Rezension

Ein zu weit gefasster Winkel?

Weitwinkel - Simone Somekh

Weitwinkel
von Simone Somekh

"Eine ebenso berührende wie lebensnahe Coming-of-Age-Story über Selbstermächtigung, Glaube in der modernen Welt und eine außergewöhnliche Freundschaft." Dieses Motto gibt uns der Klappentext unter anderem zum Buch vor. Leider bin ich der Meinung, dass nur wenige der angesprochenen Punkte letztendlich tatsächlich zutreffen.
In der Geschichte begleiten wir in rasender Geschwindigkeit einzelne Szenen aus dem Leben eines 16- bis später 20jährigen Jungen Ezra aus einer ultraorthododoxen jüdischen Gemeinschaft in Boston.
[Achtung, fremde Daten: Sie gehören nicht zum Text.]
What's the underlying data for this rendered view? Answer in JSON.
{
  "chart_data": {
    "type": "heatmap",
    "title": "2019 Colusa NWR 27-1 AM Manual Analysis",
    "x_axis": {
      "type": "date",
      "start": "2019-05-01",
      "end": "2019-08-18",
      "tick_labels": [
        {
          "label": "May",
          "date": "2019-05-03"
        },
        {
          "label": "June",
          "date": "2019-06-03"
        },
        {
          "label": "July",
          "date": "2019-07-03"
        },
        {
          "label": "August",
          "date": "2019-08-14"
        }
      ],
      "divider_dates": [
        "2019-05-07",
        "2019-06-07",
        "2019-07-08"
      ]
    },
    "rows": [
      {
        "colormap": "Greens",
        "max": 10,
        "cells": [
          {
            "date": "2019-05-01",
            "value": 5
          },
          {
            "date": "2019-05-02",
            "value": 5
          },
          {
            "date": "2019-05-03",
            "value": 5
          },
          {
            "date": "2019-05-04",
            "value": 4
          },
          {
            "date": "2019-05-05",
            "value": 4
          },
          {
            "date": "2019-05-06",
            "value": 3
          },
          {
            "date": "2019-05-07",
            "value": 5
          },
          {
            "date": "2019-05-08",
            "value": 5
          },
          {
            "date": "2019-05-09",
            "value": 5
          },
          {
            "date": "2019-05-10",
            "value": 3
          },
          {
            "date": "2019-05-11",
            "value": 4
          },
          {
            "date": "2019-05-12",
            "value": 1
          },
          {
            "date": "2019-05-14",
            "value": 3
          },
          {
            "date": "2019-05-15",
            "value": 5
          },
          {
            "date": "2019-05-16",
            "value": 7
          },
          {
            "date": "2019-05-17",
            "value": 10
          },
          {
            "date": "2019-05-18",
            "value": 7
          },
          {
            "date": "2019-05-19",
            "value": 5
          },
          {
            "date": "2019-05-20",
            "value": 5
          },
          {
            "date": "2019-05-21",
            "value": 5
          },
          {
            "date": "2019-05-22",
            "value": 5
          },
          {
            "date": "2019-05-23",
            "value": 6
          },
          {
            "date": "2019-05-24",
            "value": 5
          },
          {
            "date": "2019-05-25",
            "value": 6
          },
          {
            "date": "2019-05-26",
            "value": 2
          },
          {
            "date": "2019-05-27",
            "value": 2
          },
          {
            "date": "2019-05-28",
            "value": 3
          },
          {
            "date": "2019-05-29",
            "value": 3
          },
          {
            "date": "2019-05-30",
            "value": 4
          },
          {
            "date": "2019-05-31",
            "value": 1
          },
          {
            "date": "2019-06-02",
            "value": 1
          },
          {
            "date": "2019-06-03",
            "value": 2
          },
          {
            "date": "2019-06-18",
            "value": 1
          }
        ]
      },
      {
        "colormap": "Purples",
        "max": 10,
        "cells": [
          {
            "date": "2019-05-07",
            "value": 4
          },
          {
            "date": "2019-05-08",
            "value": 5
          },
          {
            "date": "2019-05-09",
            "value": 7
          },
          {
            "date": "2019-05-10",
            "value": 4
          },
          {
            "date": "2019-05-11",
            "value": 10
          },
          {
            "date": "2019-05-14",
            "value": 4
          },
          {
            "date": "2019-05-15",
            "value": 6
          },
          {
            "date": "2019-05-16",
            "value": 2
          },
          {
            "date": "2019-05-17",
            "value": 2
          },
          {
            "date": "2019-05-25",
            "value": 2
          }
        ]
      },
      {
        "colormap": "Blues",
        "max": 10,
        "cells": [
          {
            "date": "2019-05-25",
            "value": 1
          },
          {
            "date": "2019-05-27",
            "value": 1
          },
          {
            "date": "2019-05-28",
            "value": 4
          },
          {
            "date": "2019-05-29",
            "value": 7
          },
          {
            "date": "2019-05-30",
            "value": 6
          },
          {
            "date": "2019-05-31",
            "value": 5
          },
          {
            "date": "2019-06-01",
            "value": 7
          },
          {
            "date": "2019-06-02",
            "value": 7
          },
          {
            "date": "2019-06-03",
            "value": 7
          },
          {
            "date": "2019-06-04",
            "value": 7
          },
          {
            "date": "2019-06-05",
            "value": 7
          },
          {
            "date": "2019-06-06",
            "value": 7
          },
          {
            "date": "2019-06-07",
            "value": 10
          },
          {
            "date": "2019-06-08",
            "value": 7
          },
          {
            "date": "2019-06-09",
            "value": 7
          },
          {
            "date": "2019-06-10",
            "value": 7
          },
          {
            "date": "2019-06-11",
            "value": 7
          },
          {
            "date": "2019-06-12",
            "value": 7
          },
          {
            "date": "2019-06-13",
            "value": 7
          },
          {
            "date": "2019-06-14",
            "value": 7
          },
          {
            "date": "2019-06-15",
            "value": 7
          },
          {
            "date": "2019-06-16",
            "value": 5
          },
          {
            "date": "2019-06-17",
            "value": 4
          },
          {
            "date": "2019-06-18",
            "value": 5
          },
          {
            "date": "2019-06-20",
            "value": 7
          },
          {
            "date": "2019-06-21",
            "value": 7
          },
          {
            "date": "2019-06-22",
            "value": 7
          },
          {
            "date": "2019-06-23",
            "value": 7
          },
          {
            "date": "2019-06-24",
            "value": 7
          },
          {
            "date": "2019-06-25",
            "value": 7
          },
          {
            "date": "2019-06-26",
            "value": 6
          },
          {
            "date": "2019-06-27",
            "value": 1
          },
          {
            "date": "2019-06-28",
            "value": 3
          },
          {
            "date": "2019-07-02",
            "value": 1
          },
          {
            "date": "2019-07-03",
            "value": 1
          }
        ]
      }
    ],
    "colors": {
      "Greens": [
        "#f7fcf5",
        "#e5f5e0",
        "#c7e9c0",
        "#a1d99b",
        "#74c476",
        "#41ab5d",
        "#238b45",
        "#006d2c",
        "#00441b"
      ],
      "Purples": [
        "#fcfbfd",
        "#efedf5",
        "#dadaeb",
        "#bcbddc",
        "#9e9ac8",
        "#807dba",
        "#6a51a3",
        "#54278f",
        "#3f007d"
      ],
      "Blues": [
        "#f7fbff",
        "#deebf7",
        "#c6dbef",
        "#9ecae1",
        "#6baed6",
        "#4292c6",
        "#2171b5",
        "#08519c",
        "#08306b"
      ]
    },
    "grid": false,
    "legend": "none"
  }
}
Dieser zieht aus um Modefotograf zu werden und findet seinen Weg in ferne Länder.
Die Tableaus wirken dabei jedoch stets bemüht, Beziehungen zu Nebencharakteren arg konstruiert. Die Probleme im Leben von Ezra tauchen auf, werden kurz, recht emotionslos abgehandelt und weiter gehts zum nächsten Lebensabschnitt. Die Entwicklung des Protagonisten ist dabei häufig nur wenig nachvollziehbar, da auch nicht ausführlicher beschrieben. Psychologische Zusammenhänge bleiben sehr vage. Die vier Jahre, die wir begleiten dürfen beinhalten dabei so viele abwegige Ploteinheiten, dass man auch am "lebensnah" aus dem Klappentext zweifeln möchte. Die außergewöhnliche Freundschaft rückt schnell in den Hintergrund und blitzt nur am Ende noch einmal kurz auf. Außer Ezra spielt hier scheinbar niemand anderes eine Rolle. Somit kann man zumindest dem Punkt "Selbstermächtigung" zustimmen.
Den "Glauben in der modernen Welt" sehe ich bezogen auf die Darstellung der ultraorthodoxen Mitglieder der Gemeinde, zu denen selbstverständlich die Eltern des Protagonisten gehören, nicht realistisch und konsequent genug. Manche Verhaltensweisen ergeben keinen Sinn und wären eher undenkbar in diesen (fanatischen) Glaubenskreisen. Wer also diesbezüglich einen Einblick in die Lebensweise dieser Gemeinde bekommen möchte, sollte sich andere, authentischere Literatur suchen. Sie gibt es!
Was ich noch zuletzt anmerken möchte: Ich finde, das Cover wirkt eher so, als ob es zu einem humoristischen Roman passen würde. Ich hatte auch mehr "jüdischen Witz" erwartet. Dies ist hier jedoch keinesfalls zu erwarten. Die Romanfigur Ezra nimmt sich selbst zu ernst, und so auch der Roman. Häufig tauchen pathetische Sätze (besonders gern an Kapitelenden) auf, die jedoch nicht verfangen.
In diesem trotzdem kurzweiligen Roman, der viel will, aber leider nicht so viel schafft, werden verschiedenste Themen angesprochen, jedoch nicht gründlich ausgearbeitet. Hier hätte es mir mehr gefallen, wenn sich auf weniger Themen beschränkt, diese aber dann tiefgründiger beschrieben worden wären.